Like a lot of you I have been a sports fan my entire life.  Unlike a lot of you my baseball team of choice is the Yankees.  Whether it is Red Sox Nation, Yankees Universe, or some other fanatic group that people join to show their support and allegiance for a particular team, sports have been, continue to, and always will be a central part of American culture.  A recent ESPN Sports Poll of more than 12,000 respondents ages 12+ found that 86% of Americans consider themselves sports fans.  60% of all NFL television viewing is done by people who plan to get together with others to watch.  “Sport provides a source of both group and personal identity,” says Jeff James, a Florida State University professor whose research focuses on fan loyalty.  “It satisfies basic needs for belonging.”

Sports in America are huge.  No big revelation there.  Then why are the numbers starting to change in the other direction?  Research is finding that interest in sports has been on a steady decline since 2008.  A summer 2008 study conducted by ESPN and ICR found that 40% of American adults are enjoying sports less.  Why the declining interest?  The easy answer is, “it’s the economy stupid.”  But, maybe it’s something else.  Maybe the economy is not totally at fault.  Maybe, just maybe, sports need to share some of, if not most of the blame.

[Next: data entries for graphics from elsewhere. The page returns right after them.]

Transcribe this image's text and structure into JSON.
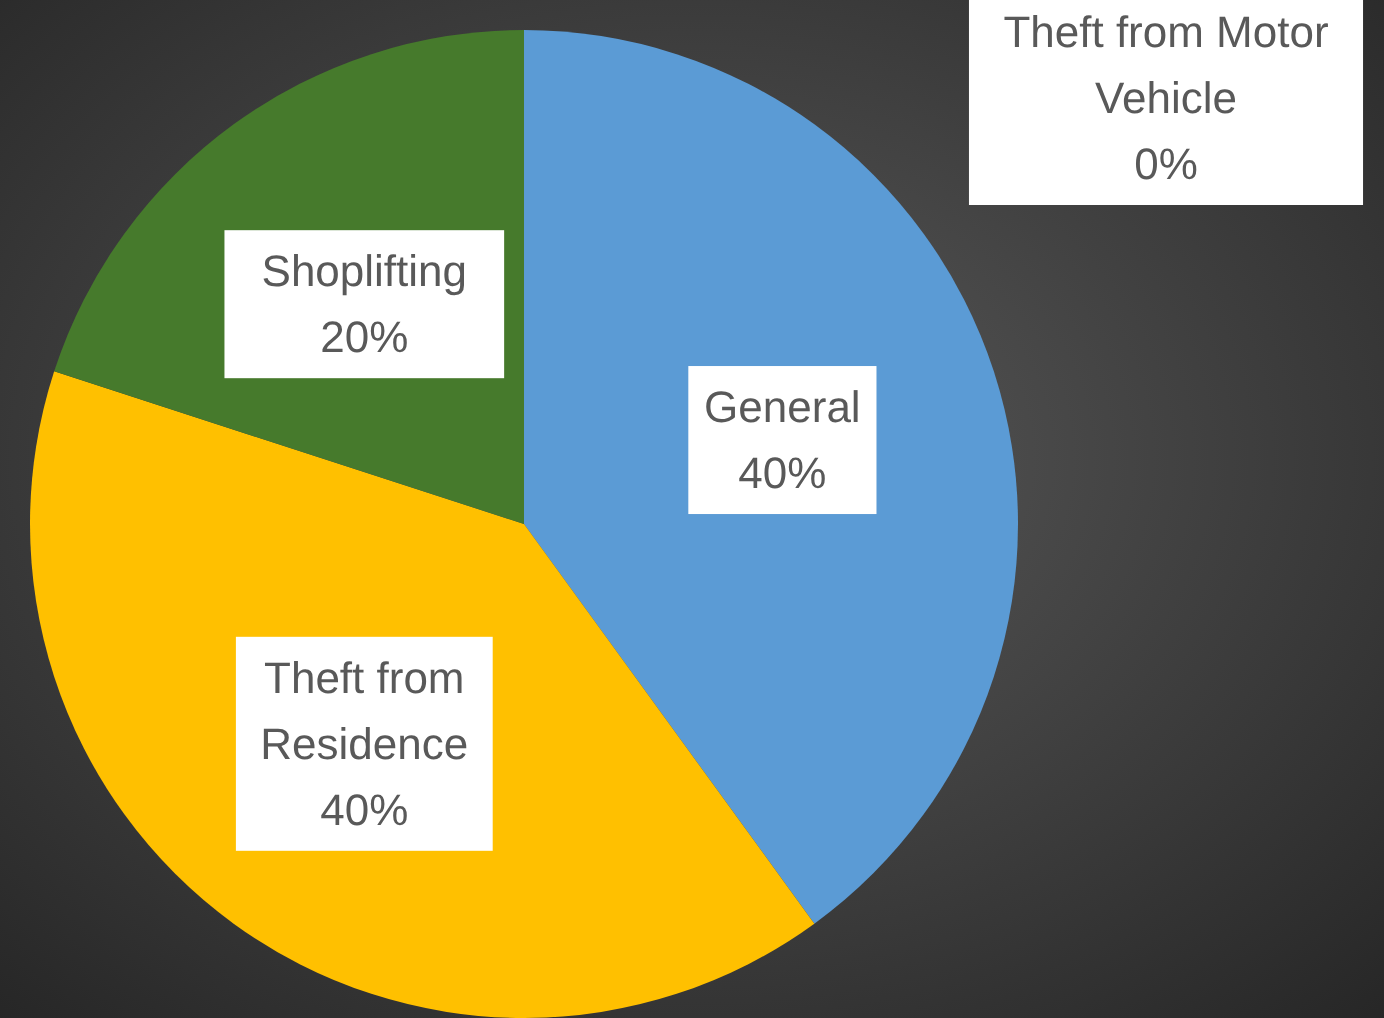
{
  "chart_data": {
    "type": "pie",
    "categories": [
      "General",
      "Theft from Residence",
      "Shoplifting",
      "Theft from Motor Vehicle"
    ],
    "values": [
      40,
      40,
      20,
      0
    ],
    "colors": [
      "#5b9bd5",
      "#ffc000",
      "#467a2c",
      "#a5a5a5"
    ],
    "value_labels": [
      "40%",
      "40%",
      "20%",
      "0%"
    ]
  }
}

The intent of this blog is to look at pressing sports issues from the fan’s perspective.  It is my belief, as well as many others, that the sport industry is focusing too much on the business side (the almighty dollar), and not enough on the sport side.  Team executives forget why they first became sports fans in the first place.  It wasn’t about Personal Seat Licenses, or stadium naming rights, or corporate luxury suites.  It’s about the sound of the crack of the bat on an autumn evening.  It’s about passing around the thermos of hot chocolate at a football game on a brisk winter afternoon.  That’s what I hope to accomplish with this blog.  Giving the fan, the 12th man, a voice.